What Affects Cryptocurrency Liquidity
1. Exchange Listings
The more exchanges (especially CEXs) list a cryptocurrency, the higher its potential liquidity. Listing on Binance, Coinbase, or Kraken instantly boosts trading volumes. For instance, after ARB was listed on Binance in March 2023, its 24h volume topped $1.5 billion in the first day.

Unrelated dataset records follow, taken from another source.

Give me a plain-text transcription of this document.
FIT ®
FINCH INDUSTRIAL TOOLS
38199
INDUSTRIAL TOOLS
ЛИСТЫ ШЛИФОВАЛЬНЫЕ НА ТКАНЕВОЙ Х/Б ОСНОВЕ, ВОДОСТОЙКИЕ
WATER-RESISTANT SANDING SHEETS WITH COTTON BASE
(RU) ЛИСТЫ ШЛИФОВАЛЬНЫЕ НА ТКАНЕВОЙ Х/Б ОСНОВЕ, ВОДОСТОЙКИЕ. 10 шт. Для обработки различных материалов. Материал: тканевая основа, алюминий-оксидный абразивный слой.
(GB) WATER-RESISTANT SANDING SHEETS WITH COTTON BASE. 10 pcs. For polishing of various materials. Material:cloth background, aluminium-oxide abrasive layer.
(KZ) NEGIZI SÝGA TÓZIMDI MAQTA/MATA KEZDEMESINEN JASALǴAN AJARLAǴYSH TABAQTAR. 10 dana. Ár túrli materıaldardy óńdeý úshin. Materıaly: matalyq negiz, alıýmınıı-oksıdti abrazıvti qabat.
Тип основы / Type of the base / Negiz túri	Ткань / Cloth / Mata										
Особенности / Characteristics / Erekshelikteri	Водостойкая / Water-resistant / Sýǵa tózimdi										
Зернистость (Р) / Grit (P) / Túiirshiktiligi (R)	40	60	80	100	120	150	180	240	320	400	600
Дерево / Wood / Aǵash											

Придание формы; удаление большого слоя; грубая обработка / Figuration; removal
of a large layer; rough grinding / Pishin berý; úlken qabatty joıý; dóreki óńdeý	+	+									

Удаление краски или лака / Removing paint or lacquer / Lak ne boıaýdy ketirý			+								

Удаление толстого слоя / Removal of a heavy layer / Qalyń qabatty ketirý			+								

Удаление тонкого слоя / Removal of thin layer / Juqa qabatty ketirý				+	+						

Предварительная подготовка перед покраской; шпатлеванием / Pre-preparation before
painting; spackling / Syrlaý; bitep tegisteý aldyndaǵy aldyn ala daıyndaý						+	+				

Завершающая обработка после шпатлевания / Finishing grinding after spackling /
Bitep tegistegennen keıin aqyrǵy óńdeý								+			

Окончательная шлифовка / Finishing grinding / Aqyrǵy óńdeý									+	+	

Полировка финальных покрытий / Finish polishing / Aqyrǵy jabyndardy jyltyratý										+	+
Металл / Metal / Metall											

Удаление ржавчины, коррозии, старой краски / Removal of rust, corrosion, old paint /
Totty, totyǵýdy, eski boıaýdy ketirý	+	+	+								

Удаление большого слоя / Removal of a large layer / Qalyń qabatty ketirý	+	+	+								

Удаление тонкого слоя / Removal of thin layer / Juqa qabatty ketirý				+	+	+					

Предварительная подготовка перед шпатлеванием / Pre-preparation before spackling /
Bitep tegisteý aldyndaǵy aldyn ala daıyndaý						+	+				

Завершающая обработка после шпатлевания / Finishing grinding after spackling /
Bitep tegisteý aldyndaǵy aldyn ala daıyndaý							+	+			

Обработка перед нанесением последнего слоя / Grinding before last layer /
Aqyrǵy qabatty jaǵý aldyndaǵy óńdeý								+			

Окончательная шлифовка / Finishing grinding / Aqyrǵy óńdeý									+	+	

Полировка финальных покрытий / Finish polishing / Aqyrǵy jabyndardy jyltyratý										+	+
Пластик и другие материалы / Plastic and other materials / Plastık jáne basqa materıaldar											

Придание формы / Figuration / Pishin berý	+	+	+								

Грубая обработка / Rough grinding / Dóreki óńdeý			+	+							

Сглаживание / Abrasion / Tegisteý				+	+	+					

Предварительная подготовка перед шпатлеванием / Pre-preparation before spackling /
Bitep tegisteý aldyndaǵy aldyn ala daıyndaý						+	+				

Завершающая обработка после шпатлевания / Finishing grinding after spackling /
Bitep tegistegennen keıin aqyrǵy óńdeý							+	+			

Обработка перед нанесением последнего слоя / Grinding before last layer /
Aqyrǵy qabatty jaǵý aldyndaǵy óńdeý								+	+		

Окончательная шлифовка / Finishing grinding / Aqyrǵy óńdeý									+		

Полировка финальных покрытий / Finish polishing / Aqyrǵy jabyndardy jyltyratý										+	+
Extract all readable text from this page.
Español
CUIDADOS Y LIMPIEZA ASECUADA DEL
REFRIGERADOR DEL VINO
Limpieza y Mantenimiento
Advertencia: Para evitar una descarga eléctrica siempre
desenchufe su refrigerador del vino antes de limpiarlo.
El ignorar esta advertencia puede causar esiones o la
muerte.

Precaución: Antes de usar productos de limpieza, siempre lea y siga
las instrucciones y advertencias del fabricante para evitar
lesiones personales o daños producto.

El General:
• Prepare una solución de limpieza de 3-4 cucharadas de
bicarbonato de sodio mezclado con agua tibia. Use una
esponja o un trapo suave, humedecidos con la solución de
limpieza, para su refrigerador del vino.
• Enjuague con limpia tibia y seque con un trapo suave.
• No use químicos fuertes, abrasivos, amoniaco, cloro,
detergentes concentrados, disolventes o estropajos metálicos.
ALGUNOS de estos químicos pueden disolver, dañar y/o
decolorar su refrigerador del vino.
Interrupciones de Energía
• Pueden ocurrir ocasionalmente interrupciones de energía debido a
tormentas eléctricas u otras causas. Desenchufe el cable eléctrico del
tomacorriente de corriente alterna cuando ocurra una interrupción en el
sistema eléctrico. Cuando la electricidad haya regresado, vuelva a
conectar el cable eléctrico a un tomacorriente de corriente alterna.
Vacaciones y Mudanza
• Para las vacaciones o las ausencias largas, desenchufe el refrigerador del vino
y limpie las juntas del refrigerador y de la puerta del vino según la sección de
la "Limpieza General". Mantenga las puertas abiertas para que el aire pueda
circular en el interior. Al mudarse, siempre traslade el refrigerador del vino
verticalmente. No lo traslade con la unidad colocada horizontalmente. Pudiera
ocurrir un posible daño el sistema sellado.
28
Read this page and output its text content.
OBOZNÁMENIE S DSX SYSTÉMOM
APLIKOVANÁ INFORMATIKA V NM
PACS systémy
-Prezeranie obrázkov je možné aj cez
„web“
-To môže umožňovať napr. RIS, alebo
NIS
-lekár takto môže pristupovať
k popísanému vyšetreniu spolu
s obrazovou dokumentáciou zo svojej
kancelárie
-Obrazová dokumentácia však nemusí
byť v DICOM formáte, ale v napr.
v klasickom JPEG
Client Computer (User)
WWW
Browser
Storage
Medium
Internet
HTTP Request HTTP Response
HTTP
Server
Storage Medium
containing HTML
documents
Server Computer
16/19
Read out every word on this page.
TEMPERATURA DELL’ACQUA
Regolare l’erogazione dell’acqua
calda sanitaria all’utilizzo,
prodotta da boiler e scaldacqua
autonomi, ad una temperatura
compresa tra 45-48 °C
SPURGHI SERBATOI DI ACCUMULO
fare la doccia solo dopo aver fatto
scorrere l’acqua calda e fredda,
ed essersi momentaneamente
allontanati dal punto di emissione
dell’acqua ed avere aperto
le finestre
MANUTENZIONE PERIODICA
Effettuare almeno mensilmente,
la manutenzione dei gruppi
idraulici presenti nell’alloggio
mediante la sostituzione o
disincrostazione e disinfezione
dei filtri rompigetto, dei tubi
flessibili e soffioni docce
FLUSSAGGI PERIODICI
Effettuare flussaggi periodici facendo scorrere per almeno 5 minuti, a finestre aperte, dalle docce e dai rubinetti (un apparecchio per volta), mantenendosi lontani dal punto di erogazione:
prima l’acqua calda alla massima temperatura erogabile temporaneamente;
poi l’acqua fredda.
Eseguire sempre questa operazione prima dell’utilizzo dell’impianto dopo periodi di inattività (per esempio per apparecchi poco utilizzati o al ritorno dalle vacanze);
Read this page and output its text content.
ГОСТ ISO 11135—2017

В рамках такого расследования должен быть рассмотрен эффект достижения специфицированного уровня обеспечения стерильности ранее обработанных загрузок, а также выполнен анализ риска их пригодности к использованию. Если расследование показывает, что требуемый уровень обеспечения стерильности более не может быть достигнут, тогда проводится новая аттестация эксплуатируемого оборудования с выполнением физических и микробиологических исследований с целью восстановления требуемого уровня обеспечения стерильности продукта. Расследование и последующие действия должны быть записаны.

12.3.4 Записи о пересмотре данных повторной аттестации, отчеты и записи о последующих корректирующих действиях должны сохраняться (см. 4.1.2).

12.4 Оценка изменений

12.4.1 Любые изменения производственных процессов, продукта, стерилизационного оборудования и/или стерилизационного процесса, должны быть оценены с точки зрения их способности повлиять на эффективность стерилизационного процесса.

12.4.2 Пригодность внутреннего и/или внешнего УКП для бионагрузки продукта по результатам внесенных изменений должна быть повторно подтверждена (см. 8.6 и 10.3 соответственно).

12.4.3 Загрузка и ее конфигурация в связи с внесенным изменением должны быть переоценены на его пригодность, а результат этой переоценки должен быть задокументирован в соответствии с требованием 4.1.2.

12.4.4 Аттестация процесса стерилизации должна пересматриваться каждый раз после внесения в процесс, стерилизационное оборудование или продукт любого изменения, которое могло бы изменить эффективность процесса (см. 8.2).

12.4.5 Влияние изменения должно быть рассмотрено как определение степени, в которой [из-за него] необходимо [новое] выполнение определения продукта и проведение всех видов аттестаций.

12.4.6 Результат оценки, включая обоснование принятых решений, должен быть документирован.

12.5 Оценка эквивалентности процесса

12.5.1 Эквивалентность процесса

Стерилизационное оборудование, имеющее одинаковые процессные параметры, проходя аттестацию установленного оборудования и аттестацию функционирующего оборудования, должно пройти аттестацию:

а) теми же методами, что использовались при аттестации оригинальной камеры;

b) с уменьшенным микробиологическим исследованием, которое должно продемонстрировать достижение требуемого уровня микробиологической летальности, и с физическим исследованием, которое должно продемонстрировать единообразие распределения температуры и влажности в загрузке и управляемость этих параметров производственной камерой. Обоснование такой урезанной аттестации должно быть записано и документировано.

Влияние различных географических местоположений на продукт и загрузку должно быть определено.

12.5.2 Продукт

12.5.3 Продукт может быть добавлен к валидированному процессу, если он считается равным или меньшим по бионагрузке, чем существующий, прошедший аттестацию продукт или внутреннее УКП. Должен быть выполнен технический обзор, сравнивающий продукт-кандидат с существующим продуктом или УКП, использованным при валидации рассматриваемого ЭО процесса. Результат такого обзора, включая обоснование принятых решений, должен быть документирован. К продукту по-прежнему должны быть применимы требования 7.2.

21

2. Trading Volume and Market Participants
24-hour trading volume is a direct measure of market activity. But real liquidity matters more than inflated volume — e.g., artificially boosted by bots.
3. Project Trust
The more users hold and use a token, the better its liquidity. Open-source projects with transparent tokenomics and active communities tend to maintain more stable liquidity.
4. Regulatory Factors
In case of legal issues or investigations, liquidity can quickly vanish. For example, in June 2023, after the SEC charged Binance, many tokens were removed from U.S. platforms, and their USD-pair liquidity dropped 50–80%.
Conclusion
Liquidity is the foundation of safe, predictable trading. It determines how quickly you can buy or sell an asset without a major price impact. In crypto, where volatility and risk are higher, liquidity becomes critically important — especially for beginners.
How to apply liquidity in practice:
- Before buying a token, check 24h trading volume — ideally above $1 million.
- Analyze market depth and spread in your trading pair. The lower the spread, the better.
- Use liquidity as a filter when choosing assets — especially for short-term trades.
- On DEXs, check the TVL of a pool to assess whether it’s enough for your trade size.
- Avoid assets that suddenly lose liquidity — it could signal project or exchange issues.
- Don’t open large positions in illiquid tokens, even if the forecast is positive — you may not exit in time.
Mastering liquidity assessment helps reduce risks, avoid mistakes, and preserve your capital.